Bell has compiled a timeline of events that chronicle not only that statue’s life in Macon and how it has been moved from facing south in 1878, to facing north in 1956. The significance of this move is that the statue on Cotton Avenue was formerly the site of a slave market 150 years before, according to Bell’s statue notes.
Bell says that she has received some push back for her campaign to relocate the statue but she has also found ways of helping others understand why it should be removed from Cotton Avenue.
“When I’ve got naysayers, there’s a lot, telling me that, why would you want to move in it’s part of history. When I tell them it was moved to the center of town right after the civil rights movement started they stopped because they realized that was a racist move,” Bell said.
Motivation for Bell for her to create the Gofundme extended past her feelings on the racism involved in the statue’s placement or even her friend’s suggestion but in a video she had seen on Facebook from a news broadcast in 1976.
The video is very difficult to watch for some viewers but it depicts a snapshot of the life of a black family after they moved into a majority white neighborhood. About three minutes into the video there is a scene where the little girls of the family are riding their bikes to the store while white residents yell slurs and throw rocks at them.
Bell was particularly struck by the indecency in the video.
“…That’s when we screwed up. That is when we had the opportunity during integration. We had the opportunity to do it right. And we screwed it up. And so now, 50 freakin years later is our opportunity to least show that was a mistake. How the white community treated the black community 50 years ago, which is in my lifetime, was a mistake. And I want to fix it,” Bell said.
Note: The map below includes symbols and monuments that have been removed. To view only the active symbols, uncheck the “Removed symbols” box.
Confederate monuments have been stationed in several parts of the country for a very long time.
A large spike in the creation of confederate monuments and markers happened during both Reconstruction (December 1863-March 1877), when African Americans were being largely disenfranchised under Jim Crow laws and into the 1920’s which saw a rise in activity by the Klu Klux Klan, according to the Southern Poverty Law Center (SPLC). There was also a second spike in confederate monument creation during the era of the Civil Rights Movement.
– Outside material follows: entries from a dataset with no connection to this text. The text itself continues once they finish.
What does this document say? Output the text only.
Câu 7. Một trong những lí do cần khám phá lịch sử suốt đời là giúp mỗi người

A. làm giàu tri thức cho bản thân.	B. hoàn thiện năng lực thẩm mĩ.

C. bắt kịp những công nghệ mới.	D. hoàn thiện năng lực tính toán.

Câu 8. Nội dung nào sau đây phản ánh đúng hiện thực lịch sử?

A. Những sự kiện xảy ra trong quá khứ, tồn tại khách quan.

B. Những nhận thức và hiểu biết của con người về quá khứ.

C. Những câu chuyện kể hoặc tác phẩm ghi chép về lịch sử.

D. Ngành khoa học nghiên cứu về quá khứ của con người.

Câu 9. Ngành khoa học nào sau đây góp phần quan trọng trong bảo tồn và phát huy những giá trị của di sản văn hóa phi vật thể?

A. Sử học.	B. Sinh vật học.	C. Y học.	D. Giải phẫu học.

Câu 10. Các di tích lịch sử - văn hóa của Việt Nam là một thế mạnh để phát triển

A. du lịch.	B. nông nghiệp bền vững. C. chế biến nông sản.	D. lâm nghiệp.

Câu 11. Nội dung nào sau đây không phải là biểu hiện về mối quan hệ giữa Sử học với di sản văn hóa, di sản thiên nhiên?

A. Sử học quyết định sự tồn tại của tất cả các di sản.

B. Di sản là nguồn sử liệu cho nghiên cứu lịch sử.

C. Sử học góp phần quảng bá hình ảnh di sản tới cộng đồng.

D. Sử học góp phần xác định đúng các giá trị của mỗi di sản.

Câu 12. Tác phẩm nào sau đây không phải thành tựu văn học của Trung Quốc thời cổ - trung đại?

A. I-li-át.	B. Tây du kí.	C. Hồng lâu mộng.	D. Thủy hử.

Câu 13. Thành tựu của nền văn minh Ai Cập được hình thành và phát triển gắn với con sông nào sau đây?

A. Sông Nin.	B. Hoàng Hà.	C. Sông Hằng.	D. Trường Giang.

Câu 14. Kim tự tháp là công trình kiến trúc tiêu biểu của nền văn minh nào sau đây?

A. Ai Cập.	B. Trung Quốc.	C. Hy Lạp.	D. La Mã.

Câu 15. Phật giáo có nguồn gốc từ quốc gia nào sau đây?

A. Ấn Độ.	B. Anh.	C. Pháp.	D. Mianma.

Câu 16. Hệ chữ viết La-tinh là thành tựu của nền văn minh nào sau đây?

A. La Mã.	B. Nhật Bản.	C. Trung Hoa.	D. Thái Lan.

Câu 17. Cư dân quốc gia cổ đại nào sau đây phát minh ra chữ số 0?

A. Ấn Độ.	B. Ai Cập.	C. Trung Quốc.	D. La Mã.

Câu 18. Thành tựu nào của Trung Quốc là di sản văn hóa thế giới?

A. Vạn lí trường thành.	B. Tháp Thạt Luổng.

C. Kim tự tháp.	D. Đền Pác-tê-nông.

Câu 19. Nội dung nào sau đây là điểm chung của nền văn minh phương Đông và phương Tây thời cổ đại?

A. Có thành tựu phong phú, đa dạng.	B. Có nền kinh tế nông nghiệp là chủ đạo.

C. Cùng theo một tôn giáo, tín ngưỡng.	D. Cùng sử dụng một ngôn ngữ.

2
Discussions around the removal of Confederate monuments and markers have been happening since the Civil Rights Movement, according to Director of Africana Studies at Mercer University Chester Fontenot.
Fontenot believes that the continued presence of Confederate Monuments in public spaces is an act of violence.
“For black people to have to be confronted with this huge symbol of the state’s attempt to keep us as slaves that’s symbolic and psychological violence, no question about it,” Fontenot said.
According to a study conducted by the SPLC, there are at least 800 confederate monuments and statues on public property throughout the country and that the vast majority of those are in the South. The same study listed, that in comparison to 10 other states in the south, Georgia has far more monuments and statues totaling at 114.
“I think removing the statue in terms of the Macon-Bibb community would be a tremendous gesture of good faith. It would go a long way toward race relations and the perception that Macon is not a place that’s holding on to its slave legacy. To remove those statutes would be like a breath of fresh air,” Fontenot said.
In Bell’s statue notes she says that she wants to have the statue removed “to show future generations that, while it (the Confederacy) may have been our history, we don’t glorify it.”